Many survey respondents recounted at least one difficult case where aggressive care clearly was harmful to the patient. The clinicians worked hard to convince everyone to agree it was time to de-escalate care, but high-intensity treatment continued anyway. Those clinicians reported making a decision against making the effort in future similar cases.
“If you’ve been thwarted enough times, essentially you just kind of give up,” Batten says. “It takes only one or two extreme cases for clinicians to shift the way they approach of all these cases.”
Essentially, clinicians adopt the attitude “Why even try? It’s what the family wants, so we’ll just keep going.”
“That really represents, in my view, clinicians neglecting their role to provide medical recommendations to the family based on the values and preferences of the patient as well as what is in the patient’s best interest,” Batten says.
For busy clinicians, embarking on a complex process involving multiple people to achieve a consensus to de-escalate care that is judged to be futile or potentially inappropriate can be perceived as burdensome. Taking the extreme step of imposing a treatment limitation over the objection of the family at the end of that process also puts many additional burdens on the clinician. “That kind of process is only invoked in the most extreme cases, and when it is, it’s uncommon it goes all the way to completion,” says Batten. “But there is a lot of ICU-level care provided near the end of life that clinicians feel is unreasonable, yet never triggers these sorts of processes.”
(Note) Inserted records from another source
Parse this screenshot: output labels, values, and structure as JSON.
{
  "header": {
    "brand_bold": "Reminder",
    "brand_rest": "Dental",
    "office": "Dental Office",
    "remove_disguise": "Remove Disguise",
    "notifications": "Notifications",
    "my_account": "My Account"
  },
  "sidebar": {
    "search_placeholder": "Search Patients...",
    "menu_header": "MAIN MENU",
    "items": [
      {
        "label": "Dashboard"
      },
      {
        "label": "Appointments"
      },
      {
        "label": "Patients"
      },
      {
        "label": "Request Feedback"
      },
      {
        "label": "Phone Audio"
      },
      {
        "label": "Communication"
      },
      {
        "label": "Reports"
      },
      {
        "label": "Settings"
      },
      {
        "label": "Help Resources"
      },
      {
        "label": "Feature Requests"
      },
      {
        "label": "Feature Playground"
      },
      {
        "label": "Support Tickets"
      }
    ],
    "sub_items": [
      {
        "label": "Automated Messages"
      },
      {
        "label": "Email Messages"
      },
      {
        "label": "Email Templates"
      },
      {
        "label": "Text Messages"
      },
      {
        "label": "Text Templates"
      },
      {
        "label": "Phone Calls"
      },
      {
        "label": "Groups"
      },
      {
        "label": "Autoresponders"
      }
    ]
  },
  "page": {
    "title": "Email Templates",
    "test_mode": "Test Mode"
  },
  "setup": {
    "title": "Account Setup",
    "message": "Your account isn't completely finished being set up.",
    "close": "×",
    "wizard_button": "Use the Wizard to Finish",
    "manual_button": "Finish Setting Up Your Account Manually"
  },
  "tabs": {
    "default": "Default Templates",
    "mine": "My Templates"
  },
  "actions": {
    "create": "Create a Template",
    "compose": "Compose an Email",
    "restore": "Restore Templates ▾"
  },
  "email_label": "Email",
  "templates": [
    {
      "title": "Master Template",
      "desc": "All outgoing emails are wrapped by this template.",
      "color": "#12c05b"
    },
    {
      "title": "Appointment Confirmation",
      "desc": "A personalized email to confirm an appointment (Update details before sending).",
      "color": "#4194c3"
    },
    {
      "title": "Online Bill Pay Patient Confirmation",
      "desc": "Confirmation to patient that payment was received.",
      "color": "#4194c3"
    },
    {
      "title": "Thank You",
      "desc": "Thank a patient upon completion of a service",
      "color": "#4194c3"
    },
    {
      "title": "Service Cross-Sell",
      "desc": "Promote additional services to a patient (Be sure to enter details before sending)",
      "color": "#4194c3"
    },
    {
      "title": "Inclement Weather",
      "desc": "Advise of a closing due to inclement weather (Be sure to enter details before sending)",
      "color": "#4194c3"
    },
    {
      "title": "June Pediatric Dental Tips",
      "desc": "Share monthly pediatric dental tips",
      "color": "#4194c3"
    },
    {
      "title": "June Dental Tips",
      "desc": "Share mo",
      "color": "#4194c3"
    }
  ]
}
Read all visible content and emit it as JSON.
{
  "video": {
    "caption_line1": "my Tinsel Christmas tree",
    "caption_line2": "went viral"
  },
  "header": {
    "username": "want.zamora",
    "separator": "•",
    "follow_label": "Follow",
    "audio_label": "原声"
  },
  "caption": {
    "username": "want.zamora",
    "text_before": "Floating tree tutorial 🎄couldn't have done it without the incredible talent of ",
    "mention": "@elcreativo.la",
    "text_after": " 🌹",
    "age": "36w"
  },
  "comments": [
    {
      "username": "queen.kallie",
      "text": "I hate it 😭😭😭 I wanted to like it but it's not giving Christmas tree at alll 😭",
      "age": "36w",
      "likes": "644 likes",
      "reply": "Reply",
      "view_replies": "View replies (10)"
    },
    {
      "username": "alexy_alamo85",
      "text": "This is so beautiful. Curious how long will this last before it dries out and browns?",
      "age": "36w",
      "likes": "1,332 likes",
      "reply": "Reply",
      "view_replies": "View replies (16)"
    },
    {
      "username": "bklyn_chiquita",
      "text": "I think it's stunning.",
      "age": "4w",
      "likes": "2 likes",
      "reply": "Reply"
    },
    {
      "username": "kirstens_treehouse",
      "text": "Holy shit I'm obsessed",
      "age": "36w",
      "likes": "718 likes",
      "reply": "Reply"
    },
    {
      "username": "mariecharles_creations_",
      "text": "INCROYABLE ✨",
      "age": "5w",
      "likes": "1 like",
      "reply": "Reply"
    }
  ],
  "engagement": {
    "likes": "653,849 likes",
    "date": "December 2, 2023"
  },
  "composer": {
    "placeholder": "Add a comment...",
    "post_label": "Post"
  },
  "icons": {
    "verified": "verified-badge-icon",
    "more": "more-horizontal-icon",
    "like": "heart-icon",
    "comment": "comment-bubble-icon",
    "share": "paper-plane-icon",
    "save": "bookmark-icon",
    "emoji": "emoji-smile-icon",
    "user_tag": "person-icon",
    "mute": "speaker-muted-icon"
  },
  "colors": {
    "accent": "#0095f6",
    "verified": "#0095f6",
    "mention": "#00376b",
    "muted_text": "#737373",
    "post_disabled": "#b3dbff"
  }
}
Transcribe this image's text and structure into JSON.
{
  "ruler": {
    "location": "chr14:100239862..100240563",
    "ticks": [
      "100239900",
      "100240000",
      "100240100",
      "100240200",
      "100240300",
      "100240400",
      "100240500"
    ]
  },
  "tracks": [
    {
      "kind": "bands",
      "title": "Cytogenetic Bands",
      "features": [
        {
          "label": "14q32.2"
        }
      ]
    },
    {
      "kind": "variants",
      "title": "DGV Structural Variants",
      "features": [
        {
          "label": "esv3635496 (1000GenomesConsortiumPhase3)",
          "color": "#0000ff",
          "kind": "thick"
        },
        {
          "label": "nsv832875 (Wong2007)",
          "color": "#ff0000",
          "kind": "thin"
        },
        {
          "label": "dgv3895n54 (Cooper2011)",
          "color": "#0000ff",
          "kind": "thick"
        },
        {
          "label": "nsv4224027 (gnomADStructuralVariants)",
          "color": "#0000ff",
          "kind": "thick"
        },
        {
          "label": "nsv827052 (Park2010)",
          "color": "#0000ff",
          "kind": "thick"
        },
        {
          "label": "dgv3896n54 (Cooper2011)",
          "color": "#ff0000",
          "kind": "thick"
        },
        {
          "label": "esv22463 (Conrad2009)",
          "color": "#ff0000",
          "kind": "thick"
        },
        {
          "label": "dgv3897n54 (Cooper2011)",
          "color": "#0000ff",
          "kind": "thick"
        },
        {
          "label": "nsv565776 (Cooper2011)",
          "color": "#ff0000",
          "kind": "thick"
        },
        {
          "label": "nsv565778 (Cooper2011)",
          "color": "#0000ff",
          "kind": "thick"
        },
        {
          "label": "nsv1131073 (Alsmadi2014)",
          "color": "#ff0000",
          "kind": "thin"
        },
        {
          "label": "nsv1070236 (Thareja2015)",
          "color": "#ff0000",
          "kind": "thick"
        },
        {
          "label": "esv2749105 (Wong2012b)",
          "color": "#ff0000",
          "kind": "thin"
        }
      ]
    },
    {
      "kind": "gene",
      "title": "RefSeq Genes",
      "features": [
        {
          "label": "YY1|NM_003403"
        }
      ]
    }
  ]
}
Ethicists could offer other alternative approaches to facilitate de-escalation.
“Ethicists should consider how they can make it easier for individual clinicians to de-escalate, given that the whole system is bent toward escalation and intensity, even when clinicians believe it’s inappropriate,” Batten says.
One way ethicists can help is by examining hospital policies and practices. At the low-intensity facility, policies and practices supported clinicians’ efforts to de-escalate. “Ethicists could be asking themselves: ‘How can we design a system or a clinical environment that makes it easier for conversations about de-escalation to happen?’” Batten suggests.
REFERENCES
1. Dzeng E, Batten JN, Dohan D, et al. Hospital culture and intensity of end-of-life care at 3 academic medical centers. JAMA Intern Med 2023;183:839-848.
2. Abuhasira R, Anstey M, Novack V, et al. Intensive care unit capacity and mortality in older adults: A three nations retrospective observational cohort study. Ann Intensive Care 2022;12:20.
Ethicists can help by assisting in developing hospital policies and crafting ethics committees in a way that does not pose unnecessary bureaucratic challenges or prevent physicians from acting in the patient’s best interest.